The National Socialist German Workers’ Party (NSDAP), also known as the National Socialists or more colloquially as the Nazis, were a right-wing nationalist party active in the Weimar era. Formed in the southern German kingdom of Bavaria, the NSDAP and its leader, Adolf Hitler, assumed control of Germany in 1933-34 and brought the Weimar Republic to an end.
Until the late 1920s, the NSDAP was a minor party, one of several nationalist groups on the fringe of Weimar politics. It emerged from humble beginnings, beginning in January 1919 as a tiny Bavarian group called the German Workers’ Party (DAP, short for Deutsche Arbeitpartei).
The party’s founding members were unremarkable characters. Anton Drexler was a factory worker and aspiring poet who had supported German involvement in World War I. Gottfried Feder was an economist with a grudge against greedy bankers. Karl Harrer and Dietrich Eckart were minor figures with a history of publishing nationalist and anti-Semitic material.
All four men had links to Germany’s volkisch movement. All were strong nationalists who accepted the deluded stab-in-the-back theory as fact. Together, they coddled together a few dozen followers and met sporadically through 1919. At these meetings, they lamented the loss of German power and cursed the Social Democratic Party (SPD) government, foreign powers and Jews.
A new member
The DAP’s fate changed irrevocably with the arrival of a new member. Adolf Hitler first joined the DAP in September 1919, attending his first meetings as a Reichswehr. Hitler shared the group’s ideas and prejudices, however, and he quickly became swept up in its activities. The DAP’s early members were struck by the passion and forcefulness of Hitler’s public speaking.
The party grew steadily through 1920, due in part to Hitler’s influence. It reinvented itself as the Nationalsozialistische Deutsche Arbeiterpartei (NSDAP, or National Socialist German Workers’ Party).
In February 1920, Hitler convened a rally attended by 2,000 people, the party’s largest gathering to that point. The NSDAP also adopted a political manifesto, the ’25 Points’, outlining its core ideas and policies.
Hitler as führer
In July 1921, Anton Drexler stood down as party chairman, allowing Hitler to step into this role. Two months later, Hitler scrapped the NSDAP’s council and declared himself the party’s führer (absolute leader).

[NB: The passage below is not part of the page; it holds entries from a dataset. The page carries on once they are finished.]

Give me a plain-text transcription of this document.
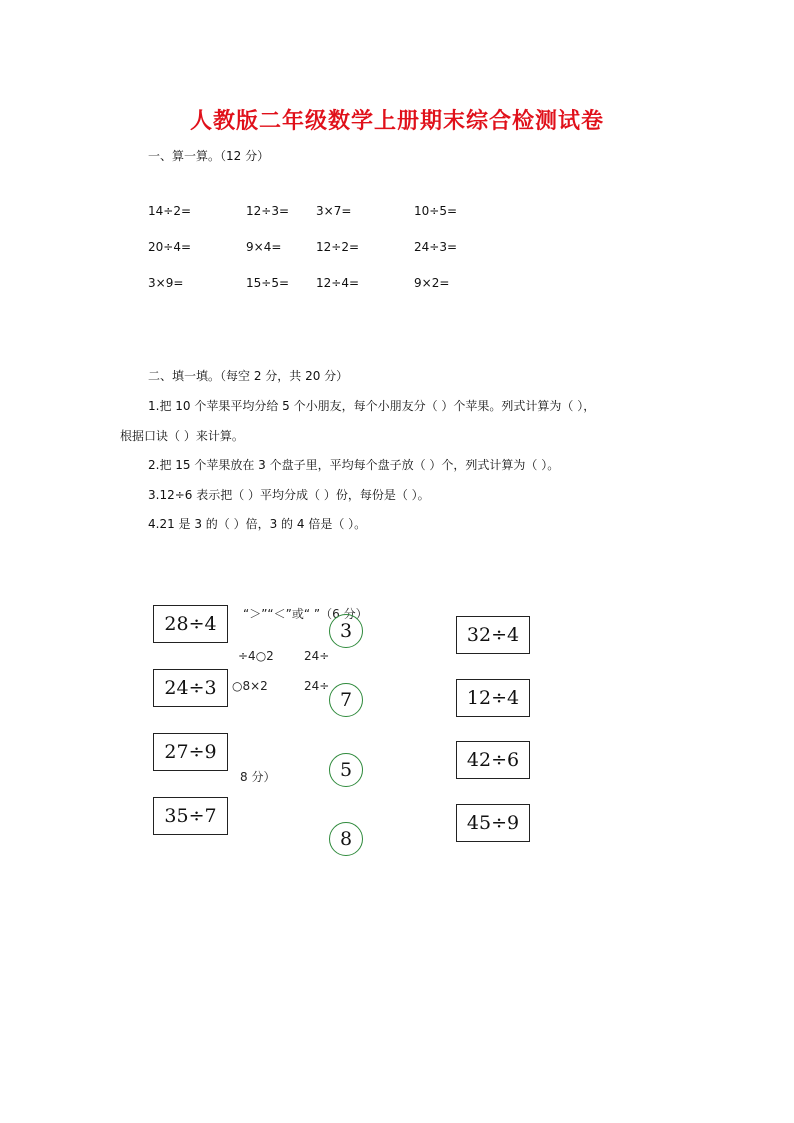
人教版二年级数学上册期末综合检测试卷
一、算一算。（12 分）
14÷2=	12÷3= 3×7=	10÷5=
20÷4=	9×4=	12÷2=	24÷3=
3×9=	15÷5= 12÷4=	9×2=
二、填一填。（每空 2 分，共 20 分）
1.把 10 个苹果平均分给 5 个小朋友，每个小朋友分（ ）个苹果。列式计算为（ ），
根据口诀（ ）来计算。
2.把 15 个苹果放在 3 个盘子里，平均每个盘子放（ ）个，列式计算为（ ）。
3.12÷6 表示把（ ）平均分成（ ）份，每份是（ ）。
4.21 是 3 的（ ）倍，3 的 4 倍是（ ）。
“＞”“＜”或“ ”（6 分）
÷4○2	24÷
○8×2	24÷
8 分）
28÷4
24÷3
27÷9
35÷7
3
7
5
8
32÷4
12÷4
42÷6
45÷9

Two years after joining the DAP, Hitler was now solely responsible for policy and decision-making. He ordered the organisation of a paramilitary branch, the Sturmabteilung (the SA, later known as the ‘Brownshirts’). Filled at first with fisty-happy ex-soldiers and drunken brawlers, the SA would serve as the NSDAP’s muscle.

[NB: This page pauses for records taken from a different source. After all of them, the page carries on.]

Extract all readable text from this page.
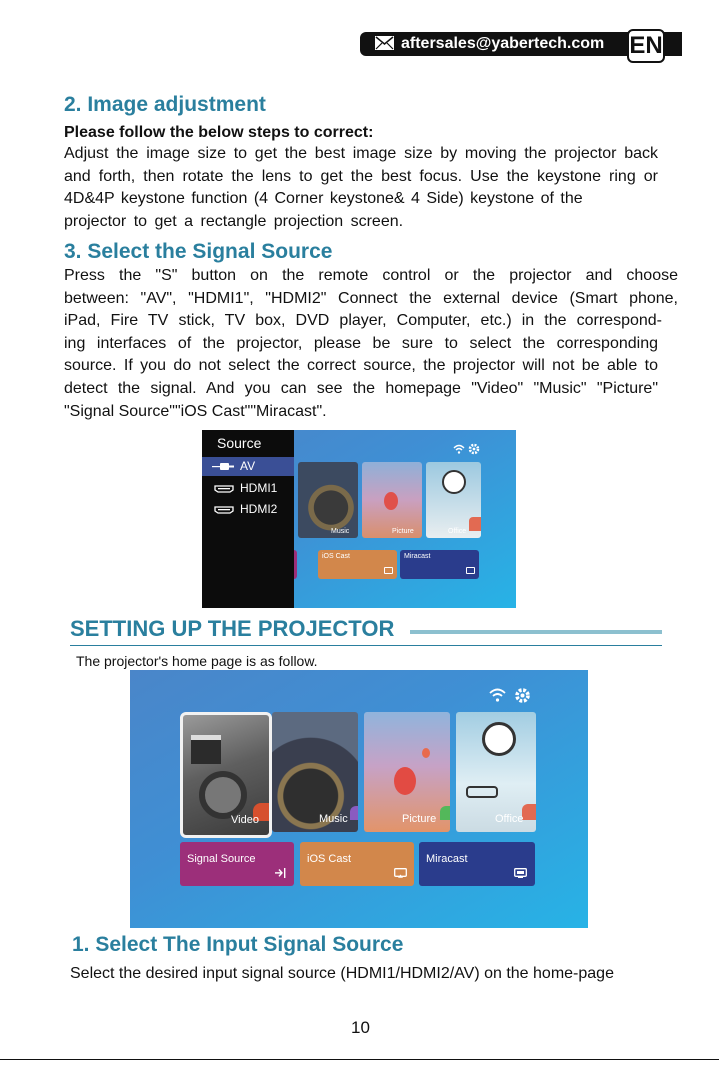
aftersales@yabertech.com EN
2. Image adjustment
Please follow the below steps to correct:

Adjust the image size to get the best image size by moving the projector back

and forth, then rotate the lens to get the best focus. Use the keystone ring or

4D&4P keystone function (4 Corner keystone& 4 Side) keystone of the

projector to get a rectangle projection screen.

3. Select the Signal Source

Press the "S" button on the remote control or the projector and choose

between: "AV", "HDMI1", "HDMI2" Connect the external device (Smart phone,

iPad, Fire TV stick, TV box, DVD player, Computer, etc.) in the correspond-

ing interfaces of the projector, please be sure to select the corresponding

source. If you do not select the correct source, the projector will not be able to

detect the signal. And you can see the homepage "Video" "Music" "Picture"

"Signal Source""iOS Cast""Miracast".

Music	Picture	Office
iOS Cast	Miracast
Source
AV
HDMI1
HDMI2
SETTING UP THE PROJECTOR
The projector's home page is as follow.
Video	Music	Picture	Office
Signal Source	iOS Cast	Miracast
1. Select The Input Signal Source
Select the desired input signal source (HDMI1/HDMI2/AV) on the home-page
10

He also formed the Hitler-Jugend (Hitler Youth) to attract young people to the party, acquired a newspaper and adopted the swastika (a common motif) as the party’s emblem. By the end of 1921, the NSDAP had several thousand members, a considerable improvement on a few dozen in late 1919.
The NSDAP in the early 1920s
The NSDAP grew slowly through 1921-22. It was popular with ex-soldiers, who identified with decorated war veteran Hitler, sympathising with his passionate nationalism and his attacks on the Weimar government. Small businessmen and unemployed workers in search of easy answers to their own miseries also joined the group.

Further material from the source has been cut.